Based on the author's previous work on the Jacobi identity for twisted relative vertex operator algebras and modules and on the generating function identities for affine Lie algebras, we interpret the second difference sequence of the sequence of the number of integer partitions with distinct parts (the strict partitions) as the sequence of the strict partitions of n with at least three parts, the three largest parts consecutive, and the smallest part at least two.
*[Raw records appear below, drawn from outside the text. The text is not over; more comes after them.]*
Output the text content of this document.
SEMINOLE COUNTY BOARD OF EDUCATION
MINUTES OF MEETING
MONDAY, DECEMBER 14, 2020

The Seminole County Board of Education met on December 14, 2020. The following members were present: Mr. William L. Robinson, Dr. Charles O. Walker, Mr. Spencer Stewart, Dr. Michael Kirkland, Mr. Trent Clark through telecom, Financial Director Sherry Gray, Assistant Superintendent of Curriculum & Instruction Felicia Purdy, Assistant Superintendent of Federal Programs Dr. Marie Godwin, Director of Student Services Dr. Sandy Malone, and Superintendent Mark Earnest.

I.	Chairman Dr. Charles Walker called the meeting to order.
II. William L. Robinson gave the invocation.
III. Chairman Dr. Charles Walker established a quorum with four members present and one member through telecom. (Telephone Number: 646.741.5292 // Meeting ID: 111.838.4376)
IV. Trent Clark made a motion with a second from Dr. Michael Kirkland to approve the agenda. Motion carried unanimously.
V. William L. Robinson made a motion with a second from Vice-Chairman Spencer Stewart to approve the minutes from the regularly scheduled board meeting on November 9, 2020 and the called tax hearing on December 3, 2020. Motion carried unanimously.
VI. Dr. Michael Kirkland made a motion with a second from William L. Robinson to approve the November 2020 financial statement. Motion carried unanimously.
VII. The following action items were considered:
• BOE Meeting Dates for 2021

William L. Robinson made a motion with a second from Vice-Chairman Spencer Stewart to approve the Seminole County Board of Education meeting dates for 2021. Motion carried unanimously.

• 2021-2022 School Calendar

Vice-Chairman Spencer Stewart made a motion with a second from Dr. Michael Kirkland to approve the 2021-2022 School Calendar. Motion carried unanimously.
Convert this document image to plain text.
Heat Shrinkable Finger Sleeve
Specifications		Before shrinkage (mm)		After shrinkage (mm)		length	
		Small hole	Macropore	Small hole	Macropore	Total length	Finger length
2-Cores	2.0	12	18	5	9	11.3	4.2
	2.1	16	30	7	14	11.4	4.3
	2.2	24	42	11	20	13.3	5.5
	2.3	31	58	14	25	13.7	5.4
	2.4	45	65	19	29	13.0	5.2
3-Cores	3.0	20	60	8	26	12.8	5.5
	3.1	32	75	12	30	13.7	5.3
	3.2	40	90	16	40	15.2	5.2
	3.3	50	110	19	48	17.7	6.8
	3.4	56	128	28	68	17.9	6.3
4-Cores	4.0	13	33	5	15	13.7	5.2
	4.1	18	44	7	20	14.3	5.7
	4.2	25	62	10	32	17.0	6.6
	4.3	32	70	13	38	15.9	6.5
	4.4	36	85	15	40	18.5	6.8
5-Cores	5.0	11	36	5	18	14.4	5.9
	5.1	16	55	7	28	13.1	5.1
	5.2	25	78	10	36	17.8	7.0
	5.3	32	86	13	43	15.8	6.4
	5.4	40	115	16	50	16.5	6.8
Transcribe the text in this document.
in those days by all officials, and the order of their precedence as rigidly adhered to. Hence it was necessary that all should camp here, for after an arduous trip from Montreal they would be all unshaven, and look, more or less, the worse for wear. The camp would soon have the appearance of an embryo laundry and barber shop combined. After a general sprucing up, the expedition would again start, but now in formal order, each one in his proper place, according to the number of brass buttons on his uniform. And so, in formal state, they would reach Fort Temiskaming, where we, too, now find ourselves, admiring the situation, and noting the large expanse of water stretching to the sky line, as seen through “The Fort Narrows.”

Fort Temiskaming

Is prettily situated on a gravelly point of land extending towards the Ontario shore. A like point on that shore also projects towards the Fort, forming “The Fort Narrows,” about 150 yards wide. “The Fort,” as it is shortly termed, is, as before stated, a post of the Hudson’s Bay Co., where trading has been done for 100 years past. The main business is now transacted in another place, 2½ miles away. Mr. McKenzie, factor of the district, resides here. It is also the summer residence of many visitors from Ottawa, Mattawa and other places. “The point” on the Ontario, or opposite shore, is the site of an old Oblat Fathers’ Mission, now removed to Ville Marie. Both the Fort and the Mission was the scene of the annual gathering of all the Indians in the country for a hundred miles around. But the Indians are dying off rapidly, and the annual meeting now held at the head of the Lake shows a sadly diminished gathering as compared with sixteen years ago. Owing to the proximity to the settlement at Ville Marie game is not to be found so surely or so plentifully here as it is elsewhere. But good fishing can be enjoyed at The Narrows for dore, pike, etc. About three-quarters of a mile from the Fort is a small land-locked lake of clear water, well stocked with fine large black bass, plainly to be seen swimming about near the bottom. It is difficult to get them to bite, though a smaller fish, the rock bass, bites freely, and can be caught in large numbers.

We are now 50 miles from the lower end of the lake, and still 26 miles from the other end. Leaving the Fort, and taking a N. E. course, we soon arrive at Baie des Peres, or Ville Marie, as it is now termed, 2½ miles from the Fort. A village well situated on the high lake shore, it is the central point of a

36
The name butterfly describes both the sequence's interpretation and the underlying bijection between the set of strict partitions of positive integers m with the two largest parts consecutive, and a subset of the same kind of strict partitions of m+1. Using the cyclotomic polynomials 1-x and 1+x+x^2, we compute generating function identities o the butterfly sequence and related sequences both as infinite products and as series filtered by the number of parts of the corresponding partitions, and we see that the number of partitions of positive integers n with odd parts greater than or equal to 5 is the sum of three consecutive terms of the butterfly sequence. We also determine a subtler merging and splitting construction of the butterfly sequence as a sequence of some of the partitions with odd parts larger or equal to 3, and we offer a related detailed interpretation of the butterfly sequence as a sequence of what we define as generalized pentagonal, pentagonal with domino, and non-pentagonal butterfly partitions. Finally, Euler's Pentagonal Number Theorem and a slightly different specialization of the Jacobi triple product lead to recursive algorithms to compute the butterfly sequence and related sequences using pentagonal number sequences and the series of triangular powers.